Hazret-i Meryemin bu sözlerine karşı Yusuf-i Neccar; “Hayır öyle bir şey demiyorum. Bilakis Allah dilediği her şeyi yapmaya kadirdir. Mutlak kudret sahibi yalnız Odur. Bir şeyin olmasını dileyince yalnız “Ol” emrini verir. O şey de hemen oluverir diyorum” dedi.
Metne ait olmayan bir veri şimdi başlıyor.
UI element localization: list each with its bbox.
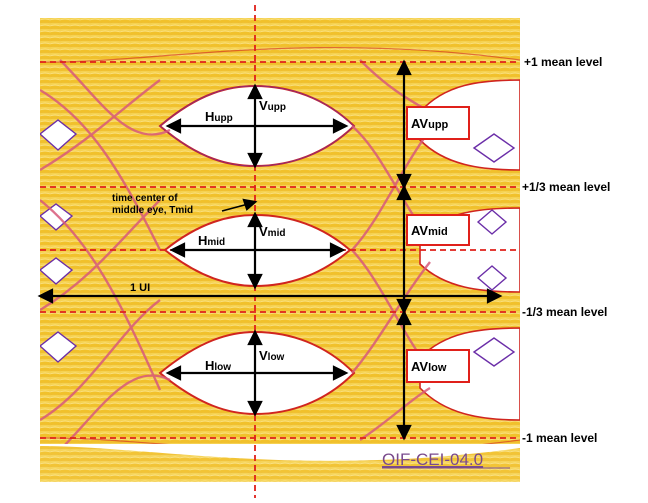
av-low-label: AVlow bbox=[411, 359, 447, 374]
level-minus1-label: -1 mean level bbox=[522, 431, 597, 445]
h-upp-label: Hupp bbox=[205, 109, 233, 124]
level-minus13-label: -1/3 mean level bbox=[522, 305, 607, 319]
ui-label: 1 UI bbox=[130, 282, 150, 294]
v-upp-label: Vupp bbox=[259, 98, 286, 113]
av-mid-label: AVmid bbox=[411, 223, 448, 238]
h-mid-label: Hmid bbox=[198, 233, 225, 248]
v-mid-label: Vmid bbox=[259, 224, 285, 239]
h-low-label: Hlow bbox=[205, 358, 231, 373]
av-upp-box bbox=[406, 106, 470, 140]
v-low-label: Vlow bbox=[259, 348, 285, 363]
av-mid-box bbox=[406, 214, 470, 246]
oif-watermark: OIF-CEI-04.0 bbox=[382, 450, 483, 469]
level-plus1-label: +1 mean level bbox=[524, 55, 602, 69]
tmid-label-line1: time center of bbox=[112, 193, 178, 204]
av-upp-label: AVupp bbox=[411, 116, 449, 131]
av-low-box bbox=[406, 349, 470, 383]
level-plus13-label: +1/3 mean level bbox=[522, 180, 610, 194]
tmid-label-line2: middle eye, Tmid bbox=[112, 205, 193, 216]
measurement-arrows bbox=[37, 59, 503, 441]
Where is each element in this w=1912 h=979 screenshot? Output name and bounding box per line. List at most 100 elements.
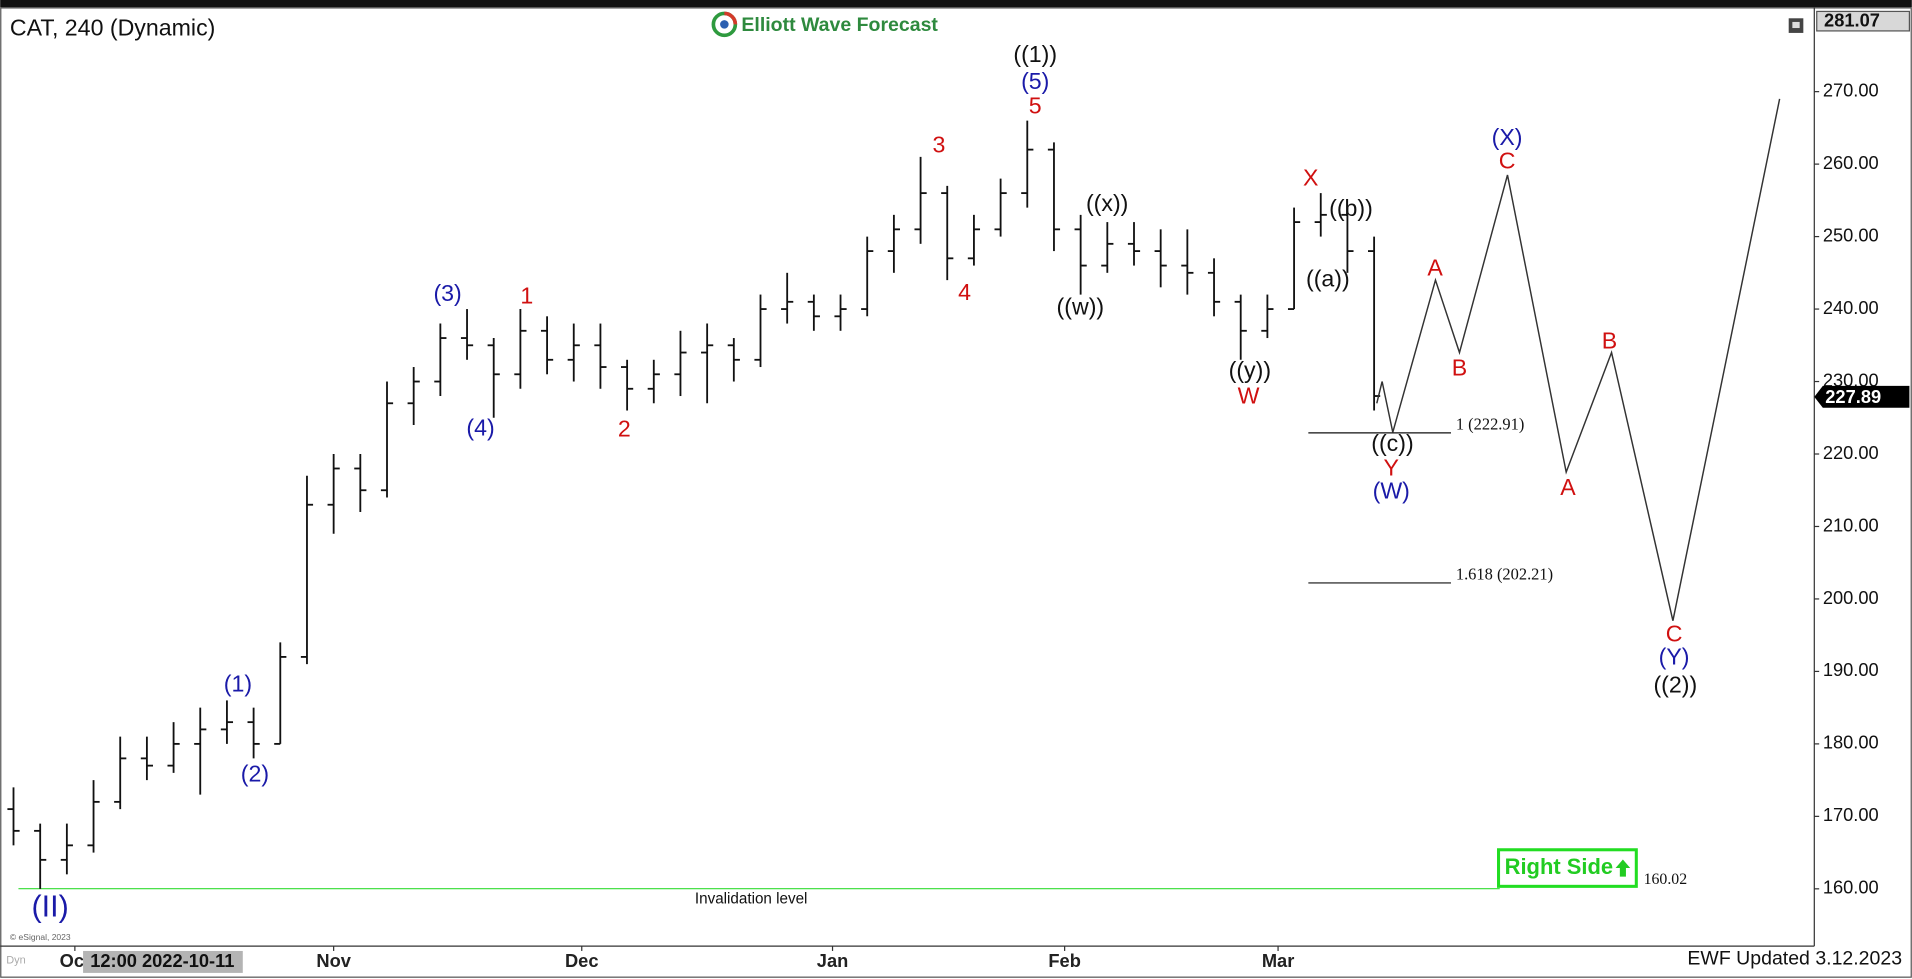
badge-arrow <box>1615 859 1631 877</box>
last-price-label: 227.89 <box>1825 386 1881 407</box>
ohlc-bar <box>701 323 714 404</box>
wave-label: C <box>1666 620 1683 646</box>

Meryem “Peki sen Allahın adem-i ve Havvayı da anasız ve babasız olarak yarattığını bilmiyor musun?” deyince, o; “Evet biliyorum” dedi.

Bu konuşmalardan, Meryemin -haşa- yanlış bir iş işlemediğini, bu hamileliğin, Hak tealanın takdiri ve kudretiyle, bir erkekle temas olmadan meydana geldiğini iyice anlayan Yusuf-i Neccar, artık bu hususta daha fazla soru sormanın, fikir yürütmenin ve çeşitli zanlarda bulunmanın yersiz olduğunu düşündü ve yanlış karar vermekten kaçındı.

Hazret-i Meryemin hamileliği belli olup, açığa çıkınca, ortalıkta bu mesele konuşulmaya ve herkes tarafından dedikodusu yapılmaya başlandı. Yahudiler çeşit çeşit iftiralarda bulunuyor, akla gelmeyecek ve ağza alınmayacak şeyler söylüyorlardı. Meryem gibi, iffet ve namusun, edeb ve hayanın zirvesinde olan tertemiz bir hanım için bu şekildeki sözler ve dedikodular elbette tahammülü mümkün olmayan bir sıkıntı, acısı çok şiddetli olan bir dert idi.

Bu hususta Meryem suresinin 22. ayet-i kerimesinde mealen şöyle buyrulmaktadır: “… Bununla (karnındaki bu çocuğu ile) ailesinden uzak bir yere (bir dağın ardında ve Beyt-i Lahm denilen bir yere) çekildi.” (Beyt-i Lahm, Kudüsün 10 kilometre güneyinde bir kasaba olup, o zaman sakin, tenha bir yerdi.)

Hazret-i Meryemin bu şekilde ayrı bir yere çekilmesi tabii ki, sıkıntıları gidermiyor, belki sadece azalmasına sebep oluyordu. Lakin insanların böyle ileri geri konuştuklarını düşündükçe, üzüntü ve sıkıntısı artıyordu. Zaten hamilelik hali başlı başına, çok zahmetli bir durum idi. Bununla beraber, insanların yalan yanlış, uygunsuz laflar konuşmaları da bu zahmetin üzerine ikinci bir sıkıntı ve zahmet oluyordu. O ise, bütün bunların, Hak tealanın dilemesi ve takdiri ile olduğunu düşünerek tahammül etmeye çalışıyordu. Günleri hep böyle üzüntü ve sıkıntı içinde geçiyordu.